Spacecraft properties
- Manufacturer: Lockheed Martin
- Launch mass: 4,500 kg (9,900 lb)
- Power: 2 deployable solar arrays, batteries

Start of mission
- Launch date: 18 May 2021
- Rocket: Atlas V 421 (AV-091)
- Launch site: Cape Canaveral Space Force Station, Florida
- Contractor: United Launch Alliance

Orbital parameters
- Regime: Geostationary

= USA-315 =

US Space Force geostationary satellite

USA-315, also known as SBIRS GEO-5, is a military satellite developed as a part of the Space-Based Infrared System. The satellite aims to increase the capabilities of the United States Department of Defense in terms of missile defense and military intelligence.

== Overview ==
As a part of the SBIRS program, the successor of Defense Support Program (DSP), new satellites with better features were planned to be launched and used by United States Air Force and Space Force.

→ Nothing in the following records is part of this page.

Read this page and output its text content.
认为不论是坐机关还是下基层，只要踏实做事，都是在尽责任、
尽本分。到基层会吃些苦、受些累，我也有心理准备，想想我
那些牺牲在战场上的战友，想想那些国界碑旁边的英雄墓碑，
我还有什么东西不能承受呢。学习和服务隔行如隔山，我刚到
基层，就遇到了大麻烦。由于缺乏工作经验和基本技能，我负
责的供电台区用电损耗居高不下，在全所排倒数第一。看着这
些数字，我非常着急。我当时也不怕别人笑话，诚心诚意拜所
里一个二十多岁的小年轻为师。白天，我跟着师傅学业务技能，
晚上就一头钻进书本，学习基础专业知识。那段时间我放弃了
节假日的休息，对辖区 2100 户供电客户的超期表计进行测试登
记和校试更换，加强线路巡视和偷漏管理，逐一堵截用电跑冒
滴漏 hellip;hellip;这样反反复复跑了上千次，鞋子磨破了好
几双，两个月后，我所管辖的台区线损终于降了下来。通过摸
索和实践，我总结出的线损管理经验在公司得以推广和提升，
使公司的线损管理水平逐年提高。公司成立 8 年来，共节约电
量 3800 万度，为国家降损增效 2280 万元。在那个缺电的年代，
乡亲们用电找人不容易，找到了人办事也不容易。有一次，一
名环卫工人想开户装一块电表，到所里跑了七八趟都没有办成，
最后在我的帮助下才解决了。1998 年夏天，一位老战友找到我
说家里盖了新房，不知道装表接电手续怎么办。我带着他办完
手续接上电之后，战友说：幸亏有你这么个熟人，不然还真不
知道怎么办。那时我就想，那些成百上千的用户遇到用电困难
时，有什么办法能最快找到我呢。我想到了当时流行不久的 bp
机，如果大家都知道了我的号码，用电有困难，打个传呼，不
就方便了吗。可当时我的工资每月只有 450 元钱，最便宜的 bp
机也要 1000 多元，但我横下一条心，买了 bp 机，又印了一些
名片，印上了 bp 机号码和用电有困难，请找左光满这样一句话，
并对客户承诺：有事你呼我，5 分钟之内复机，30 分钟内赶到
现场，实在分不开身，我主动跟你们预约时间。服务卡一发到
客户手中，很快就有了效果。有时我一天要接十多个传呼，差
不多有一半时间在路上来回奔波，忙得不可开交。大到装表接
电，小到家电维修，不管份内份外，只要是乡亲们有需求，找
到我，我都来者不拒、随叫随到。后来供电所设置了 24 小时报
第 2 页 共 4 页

USA-315, like other satellites in SBIRS program, is used for early warning.

The initial work contract for SBIRS GEO-5 and SBIRS GEO-6 was awarded to Lockheed Martin in October 2012. After two years, Lockheed Martin was awarded again in 2014, but this time with a manufacturing contract.

SBIRS GEO-5 is built on an LM 2100 Combat Bus and the development phase took more than five years.

On 18 May 2021, SBIRS GEO-5 (USA-315) was launched from Cape Canaveral Space Force Station, Florida.

The satellite was accepted by the U.S. Space Force and showed %40 improvement in average testing times.